I ran last night because it’s the only thing that made any sense.
Our friend, Sarah Soles, passed away Tuesday night. She was only 33. It was a shock to say the least. My husband met her two years ago, and I was lucky enough to get to know her, too. She was super smart and so involved in the community, namely with the Oklahoma City Philharmonic. She had so many great qualities, but my favorite was her encouraging nature. If she knew you, she knew about your family, your job, your passions. She always offered words of encouragement to my husband and me with our charity work. She always gave us advice and praised.
She was the kind of person who made you believe in yourself because she believed in you so much.

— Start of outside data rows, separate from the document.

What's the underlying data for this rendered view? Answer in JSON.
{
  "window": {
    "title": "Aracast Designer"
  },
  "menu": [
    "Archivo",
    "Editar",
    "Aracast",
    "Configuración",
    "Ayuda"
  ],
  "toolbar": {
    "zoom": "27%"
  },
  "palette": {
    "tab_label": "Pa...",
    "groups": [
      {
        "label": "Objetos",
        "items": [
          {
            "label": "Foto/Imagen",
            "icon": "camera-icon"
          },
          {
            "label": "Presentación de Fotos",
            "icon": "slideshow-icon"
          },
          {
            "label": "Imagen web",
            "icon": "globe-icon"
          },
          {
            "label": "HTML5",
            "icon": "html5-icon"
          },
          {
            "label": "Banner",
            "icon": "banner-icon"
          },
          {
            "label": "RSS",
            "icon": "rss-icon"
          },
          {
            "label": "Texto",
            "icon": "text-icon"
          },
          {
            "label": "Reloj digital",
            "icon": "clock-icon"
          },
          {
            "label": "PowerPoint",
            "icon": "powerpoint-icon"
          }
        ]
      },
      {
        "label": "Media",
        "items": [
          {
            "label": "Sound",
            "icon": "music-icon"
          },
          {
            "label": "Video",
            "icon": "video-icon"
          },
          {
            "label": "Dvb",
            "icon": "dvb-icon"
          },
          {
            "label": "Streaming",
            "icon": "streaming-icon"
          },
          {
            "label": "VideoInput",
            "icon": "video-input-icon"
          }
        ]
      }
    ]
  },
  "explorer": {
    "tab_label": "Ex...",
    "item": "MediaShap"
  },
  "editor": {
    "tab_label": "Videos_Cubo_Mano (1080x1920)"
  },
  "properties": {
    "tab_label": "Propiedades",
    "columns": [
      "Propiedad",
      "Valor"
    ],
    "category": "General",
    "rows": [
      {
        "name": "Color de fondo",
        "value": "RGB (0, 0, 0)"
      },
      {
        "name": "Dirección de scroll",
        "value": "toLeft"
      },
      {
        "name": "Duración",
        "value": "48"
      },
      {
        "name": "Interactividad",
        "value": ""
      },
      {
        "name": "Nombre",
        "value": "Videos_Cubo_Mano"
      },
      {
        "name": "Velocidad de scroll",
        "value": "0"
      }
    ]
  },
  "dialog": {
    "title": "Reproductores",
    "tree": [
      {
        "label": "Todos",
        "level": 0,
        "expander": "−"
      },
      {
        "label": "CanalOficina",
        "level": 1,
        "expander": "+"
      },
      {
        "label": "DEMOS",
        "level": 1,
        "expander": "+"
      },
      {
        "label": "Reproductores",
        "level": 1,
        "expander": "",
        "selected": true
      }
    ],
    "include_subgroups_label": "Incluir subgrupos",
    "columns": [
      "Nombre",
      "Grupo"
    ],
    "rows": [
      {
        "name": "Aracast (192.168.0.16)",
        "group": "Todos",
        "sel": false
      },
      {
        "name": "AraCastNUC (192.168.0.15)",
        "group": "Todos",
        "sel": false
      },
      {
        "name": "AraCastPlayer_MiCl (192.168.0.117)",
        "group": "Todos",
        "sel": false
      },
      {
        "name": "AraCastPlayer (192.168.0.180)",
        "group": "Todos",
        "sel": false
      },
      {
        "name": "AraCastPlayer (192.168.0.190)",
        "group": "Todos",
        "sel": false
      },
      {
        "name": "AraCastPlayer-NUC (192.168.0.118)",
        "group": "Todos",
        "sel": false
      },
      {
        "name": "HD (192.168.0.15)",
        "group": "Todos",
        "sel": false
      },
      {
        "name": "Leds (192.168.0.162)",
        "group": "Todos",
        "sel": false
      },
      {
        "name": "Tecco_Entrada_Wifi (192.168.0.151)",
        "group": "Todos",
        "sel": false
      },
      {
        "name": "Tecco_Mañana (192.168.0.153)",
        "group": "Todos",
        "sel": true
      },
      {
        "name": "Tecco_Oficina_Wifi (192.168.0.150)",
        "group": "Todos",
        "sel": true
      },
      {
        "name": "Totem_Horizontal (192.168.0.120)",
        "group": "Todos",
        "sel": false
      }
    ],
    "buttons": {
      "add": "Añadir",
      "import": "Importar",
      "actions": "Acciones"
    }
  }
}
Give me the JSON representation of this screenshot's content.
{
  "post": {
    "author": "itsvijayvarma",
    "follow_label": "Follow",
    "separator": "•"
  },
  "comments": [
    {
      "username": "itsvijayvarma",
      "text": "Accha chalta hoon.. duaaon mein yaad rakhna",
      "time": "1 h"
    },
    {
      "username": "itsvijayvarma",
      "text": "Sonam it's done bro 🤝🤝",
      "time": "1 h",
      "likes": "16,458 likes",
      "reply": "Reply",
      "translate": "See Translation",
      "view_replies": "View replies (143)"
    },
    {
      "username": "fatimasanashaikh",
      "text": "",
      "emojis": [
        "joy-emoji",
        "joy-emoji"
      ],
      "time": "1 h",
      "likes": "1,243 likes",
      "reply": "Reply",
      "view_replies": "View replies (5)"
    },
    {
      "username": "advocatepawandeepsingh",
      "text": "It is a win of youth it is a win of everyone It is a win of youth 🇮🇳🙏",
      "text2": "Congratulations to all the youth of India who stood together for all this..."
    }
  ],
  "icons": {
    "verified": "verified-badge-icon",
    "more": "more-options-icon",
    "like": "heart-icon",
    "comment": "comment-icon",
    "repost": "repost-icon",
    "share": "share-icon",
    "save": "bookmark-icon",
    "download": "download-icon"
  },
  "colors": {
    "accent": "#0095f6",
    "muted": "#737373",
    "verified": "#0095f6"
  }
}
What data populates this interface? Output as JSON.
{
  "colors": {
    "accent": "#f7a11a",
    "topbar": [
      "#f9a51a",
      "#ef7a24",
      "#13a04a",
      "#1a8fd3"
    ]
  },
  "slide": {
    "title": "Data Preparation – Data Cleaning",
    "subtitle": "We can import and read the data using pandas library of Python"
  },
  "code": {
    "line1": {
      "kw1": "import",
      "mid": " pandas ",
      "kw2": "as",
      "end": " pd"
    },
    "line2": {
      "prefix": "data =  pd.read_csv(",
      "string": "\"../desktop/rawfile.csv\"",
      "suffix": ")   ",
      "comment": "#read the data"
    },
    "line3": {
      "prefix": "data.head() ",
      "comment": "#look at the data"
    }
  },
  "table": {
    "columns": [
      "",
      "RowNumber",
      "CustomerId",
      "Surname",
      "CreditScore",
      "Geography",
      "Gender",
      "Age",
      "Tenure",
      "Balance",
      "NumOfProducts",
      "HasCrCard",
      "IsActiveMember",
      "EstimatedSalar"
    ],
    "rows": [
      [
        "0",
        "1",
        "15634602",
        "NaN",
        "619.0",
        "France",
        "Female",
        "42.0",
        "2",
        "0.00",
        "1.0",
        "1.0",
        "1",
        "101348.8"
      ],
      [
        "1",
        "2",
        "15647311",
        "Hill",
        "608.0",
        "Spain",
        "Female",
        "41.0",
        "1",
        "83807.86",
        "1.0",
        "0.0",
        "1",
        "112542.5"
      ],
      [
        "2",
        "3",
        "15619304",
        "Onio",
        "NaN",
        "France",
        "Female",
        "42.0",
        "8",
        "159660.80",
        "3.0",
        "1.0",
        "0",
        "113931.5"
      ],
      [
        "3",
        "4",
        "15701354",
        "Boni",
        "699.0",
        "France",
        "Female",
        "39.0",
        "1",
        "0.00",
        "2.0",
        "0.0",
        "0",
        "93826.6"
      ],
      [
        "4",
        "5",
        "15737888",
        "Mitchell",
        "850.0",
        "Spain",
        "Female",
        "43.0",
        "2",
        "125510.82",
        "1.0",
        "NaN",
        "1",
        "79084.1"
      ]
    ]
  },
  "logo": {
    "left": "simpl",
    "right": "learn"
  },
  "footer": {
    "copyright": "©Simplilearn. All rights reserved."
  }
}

My husband called me while I was out of the office to tell me that Sarah had passed. I was in such shock. My first reaction was that the doctors should try something drastic to save her, as if it wasn’t already too late. My brain couldn’t understand that she was gone. I still don’t think I can. It doesn’t make any sense. We saw her two weeks ago at a Christmas party, and she was her usual cheerful, snarky, encouraging self. We took this photo together:
I kicked myself for taking a goofy photo. We should have take a photo together – smiling and having fun. Why did we waste that moment? Why is Sarah gone? Why her? What so young? Why now? Why this? Why would someone be taken out of this world when she made this world better every day?
My mind was a cacophony of whys. I couldn’t think and I couldn’t understand. I needed to clear my head and I needed answers. I left work, went home and put on my running clothes.
It wasn’t my fastest time. It wasn’t my longest distance. But it made the most sense of any run I’ve been on. My legs hurt and I kept going. I thought of Sarah – every time I saw her, she encouraged me in my writing and my volunteer work. She was so positive. She was so cheerful. I knew she would be encouraging me while I was running though my neighborhood.
All the why questions were still unanswered when I got back, but it was the best run I’ve had. I ran last night because Sarah couldn’t. I hope she would be proud of me.